The Seimas (parliament of Lithuania) today issued this official English version of its ‘resolution on declaring the year 2011 as the year of remembrance for the victims of the Holocaust in Lithuania’. The succinct statement expresses ‘sincere respect for the victims of the Holocaust in Lithuania’, mentioning ‘the genocide perpetrated against Jews by Nazis and their collaborators in Lithuania during the occupation by Nazi Germany’.
It goes on, in Article 2, to propose that by 1 November 2010 there be a specific program approved, that will include ‘honoring the residents of Lithuania who fought against Fascism’. Given that the Soviet Union was the only major force fighting the Nazis here between the start of Hitler’s invasion on 22 June 1941 and the liberation of the country by Soviet forces in July 1944, this formulation of necessity includes the small handful of Jewish incarcerees of the ghettos who escaped to join the Soviet partisans in the forests in the anti-Hitler movement.
The ‘slight problem’ is that Lithuania is the only country on the planet that investigates, defames and harasses anti-Nazi partisans for alleged ‘war crimes’, and has to this day failed to actually closed its own kangaroo antisemitic pseudo-investigations into Dr Yitzhak Arad, Fania Yocheles Brantsovsky and Dr Rachel Margolis. It is incredible that the Seimas would think it could claim to ‘honor the residents of Lithuania who fought against Fascism’ without in the same document condemning the defamation of these specific Holocaust Survivors whom the State herself been defaming for years now. In fact, Lithuania’s policies on these matters have attracted widespread international condemnation. Five prominent members of the United States Congress are still waiting for a meaningful response to their letter of December 2009 on this subject.
There are multiple other matters that go to the heart of the sincerity of the statement, including the Holocaust Obfuscation policy governing the state-sponsored Genocide Museum and Genocide Research Center, the state sponsored signs at Gruto Parkas, and of course the massive campaigns of Holocaust Obfuscation most potently being run by the state’s Red-Brown Commission, and its participation in the Prague Declaration and other European Parliament resolutions.
Then there are the specific issues in play regarding Holocaust remembrance. Instead of supporting Rachel Kostanian, director of the Green House, the one honest Holocaust exhibit in Vilnius, there are myriad intrigues to undermine her authority and replace her with a compliant Lithuanian nationalist operative. Moreover, the country’s one surviving Jewish anti-Nazi fort, a universal testament to the human will to resist even the greatest tyranny and survive, is sinking into the earth. In August 2008, the country’s foreign ministry prevented a major Western ambassador from organizing a tour of the fort, a mere half hour’s drive from Vilnius, led by survivor Fania Yocheles Brantsovsky.

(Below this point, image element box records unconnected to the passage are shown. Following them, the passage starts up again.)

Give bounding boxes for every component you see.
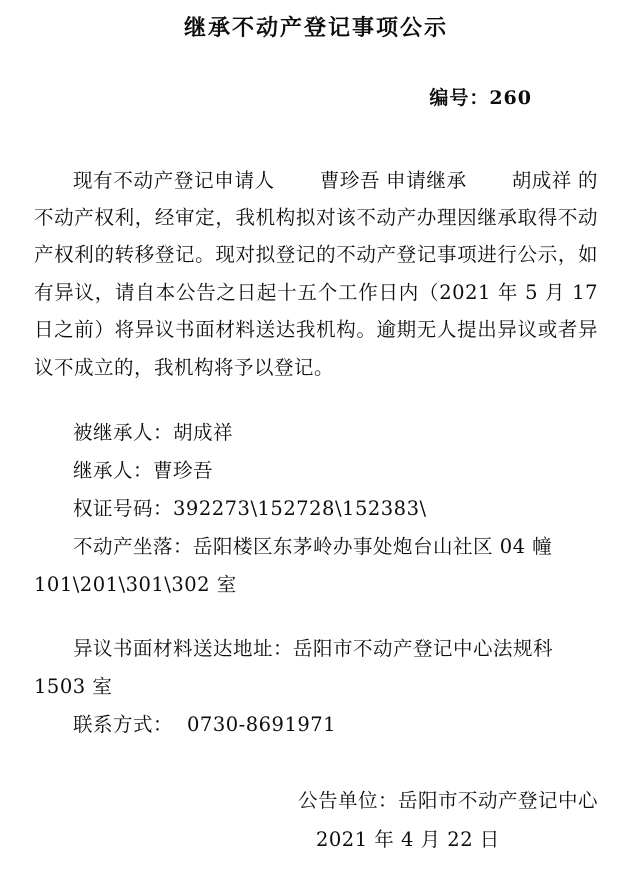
paragraph-part-1: 现有不动产登记申请人 [73, 168, 275, 192]
announcement-body [34, 162, 598, 387]
field-label-objection-address: 异议书面材料送达地址： [73, 637, 294, 661]
field-list [34, 414, 598, 744]
field-row-contact [34, 706, 598, 744]
field-value-location: 岳阳楼区东茅岭办事处炮台山社区 04 幢 [193, 535, 553, 559]
document-number-label: 编号： [429, 86, 490, 109]
document-page [0, 14, 632, 877]
field-value-objection-address: 岳阳市不动产登记中心法规科 [293, 637, 554, 661]
signoff-block [298, 781, 598, 859]
field-row-certificate [34, 490, 598, 528]
announcement-paragraph [34, 162, 598, 387]
field-row-location [34, 528, 598, 566]
issuer-row [298, 781, 598, 820]
field-label-decedent: 被继承人： [73, 421, 174, 445]
page-title: 继承不动产登记事项公示 [183, 15, 448, 41]
applicant-name-inline: 曹珍吾 [319, 168, 380, 192]
decedent-name-inline: 胡成祥 [511, 168, 572, 192]
field-row-decedent [34, 414, 598, 452]
issuer-value: 岳阳市不动产登记中心 [397, 789, 598, 812]
paragraph-part-2: 申请继承 [385, 168, 467, 192]
field-label-contact: 联系方式： [73, 713, 174, 737]
paragraph-part-3: 的不动产权利，经审定，我机构拟对该不动产办理因继承取得不动产权利的转移登记。现对拟登记的不动产登记事项进行公示，如有异议，请自本公告之日起十五个工作日内（2021 年 5 月 17 日之前）将异议书面材料送达我机构。逾期无人提出异议或者异议不成立的，我机构将予以登记。 [34, 168, 598, 379]
field-value-decedent: 胡成祥 [173, 421, 234, 445]
field-row-heir [34, 452, 598, 490]
issue-date: 2021 年 4 月 22 日 [315, 828, 500, 851]
issuer-label: 公告单位： [297, 789, 398, 812]
field-value-objection-address-continued: 1503 室 [34, 675, 113, 699]
field-value-heir: 曹珍吾 [153, 459, 214, 483]
field-value-location-continued: 101\201\301\302 室 [34, 573, 237, 597]
field-label-location: 不动产坐落： [73, 535, 194, 559]
field-value-certificate: 392273\152728\152383\ [173, 497, 427, 521]
field-label-heir: 继承人： [73, 459, 154, 483]
field-label-certificate: 权证号码： [73, 497, 174, 521]
document-number [34, 83, 598, 110]
field-value-contact: 0730-8691971 [187, 713, 337, 737]
document-number-value: 260 [489, 86, 532, 109]
field-gap [34, 604, 598, 630]
field-row-objection-address [34, 630, 598, 668]
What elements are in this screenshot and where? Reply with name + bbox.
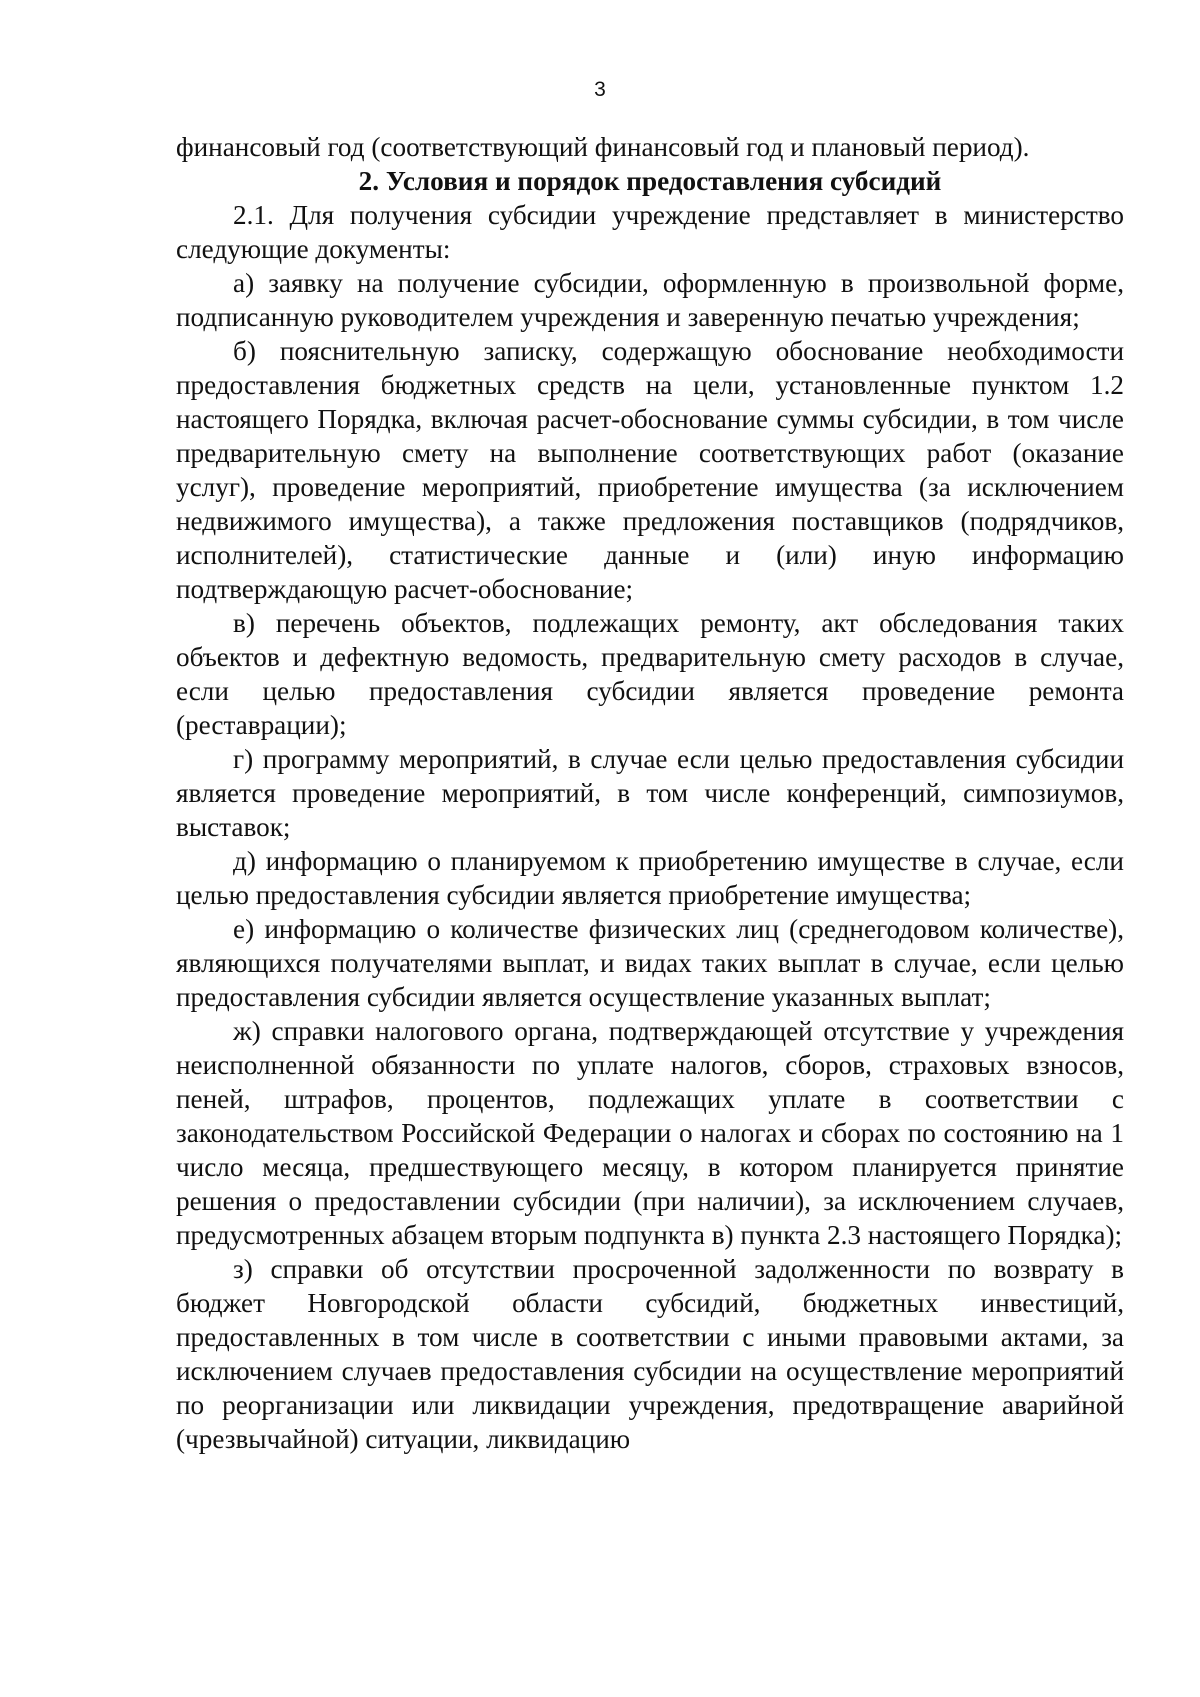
paragraph-item-a: а) заявку на получение субсидии, оформленную в произвольной форме, подписанную руководителем учреждения и заверенную печатью учреждения; [176, 268, 1124, 332]
paragraph-item-z: з) справки об отсутствии просроченной задолженности по возврату в бюджет Новгородской области субсидий, бюджетных инвестиций, предоставленных в том числе в соответствии с иными правовыми актами, за исключением случаев предоставления субсидии на осуществление мероприятий по реорганизации или ликвидации учреждения, предотвращение аварийной (чрезвычайной) ситуации, ликвидацию [176, 1254, 1124, 1454]
paragraph-2-1: 2.1. Для получения субсидии учреждение представляет в министерство следующие документы: [176, 200, 1124, 264]
paragraph-item-g: г) программу мероприятий, в случае если целью предоставления субсидии является проведение мероприятий, в том числе конференций, симпозиумов, выставок; [176, 744, 1124, 842]
continuation-text: финансовый год (соответствующий финансовый год и плановый период). [176, 132, 1030, 162]
section-heading: 2. Условия и порядок предоставления субсидий [358, 166, 942, 196]
paragraph-item-zh: ж) справки налогового органа, подтверждающей отсутствие у учреждения неисполненной обязанности по уплате налогов, сборов, страховых взносов, пеней, штрафов, процентов, подлежащих уплате в соответствии с законодательством Российской Федерации о налогах и сборах по состоянию на 1 число месяца, предшествующего месяцу, в котором планируется принятие решения о предоставлении субсидии (при наличии), за исключением случаев, предусмотренных абзацем вторым подпункта в) пункта 2.3 настоящего Порядка); [176, 1016, 1124, 1250]
paragraph-item-v: в) перечень объектов, подлежащих ремонту, акт обследования таких объектов и дефектную ведомость, предварительную смету расходов в случае, если целью предоставления субсидии является проведение ремонта (реставрации); [176, 608, 1124, 740]
paragraph-item-b: б) пояснительную записку, содержащую обоснование необходимости предоставления бюджетных средств на цели, установленные пунктом 1.2 настоящего Порядка, включая расчет-обоснование суммы субсидии, в том числе предварительную смету на выполнение соответствующих работ (оказание услуг), проведение мероприятий, приобретение имущества (за исключением недвижимого имущества), а также предложения поставщиков (подрядчиков, исполнителей), статистические данные и (или) иную информацию подтверждающую расчет-обоснование; [176, 336, 1124, 604]
paragraph-item-d: д) информацию о планируемом к приобретению имуществе в случае, если целью предоставления субсидии является приобретение имущества; [176, 846, 1124, 910]
document-body [176, 130, 1124, 1456]
page-number: 3 [594, 78, 606, 101]
paragraph-item-e: е) информацию о количестве физических лиц (среднегодовом количестве), являющихся получателями выплат, и видах таких выплат в случае, если целью предоставления субсидии является осуществление указанных выплат; [176, 914, 1124, 1012]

Finally, the Seimas statement promises to ‘fight against any manifestations of antisemitism’ without mentioning its dismal record of tolerating — and even supporting — one of Europe’s worst campaigns of antisemitism in recent times, including the legalization of public swastikas, the toleration of front page outrages in the national press, police-protected neo-Nazi marches in the capital’s center, and legislation to enable prosecution and imprisonment of people who maintain that the Holocaust was a unique genocide. For a representative selection, see here. It was, unbelievably, a member of the Seimas who took out the permit for one of the most recent neo-Nazi marches in the capital’s center. And, on May 8th 2010, a contingent of neo-Nazis was duly protected by the police for hours (eyewitness account here).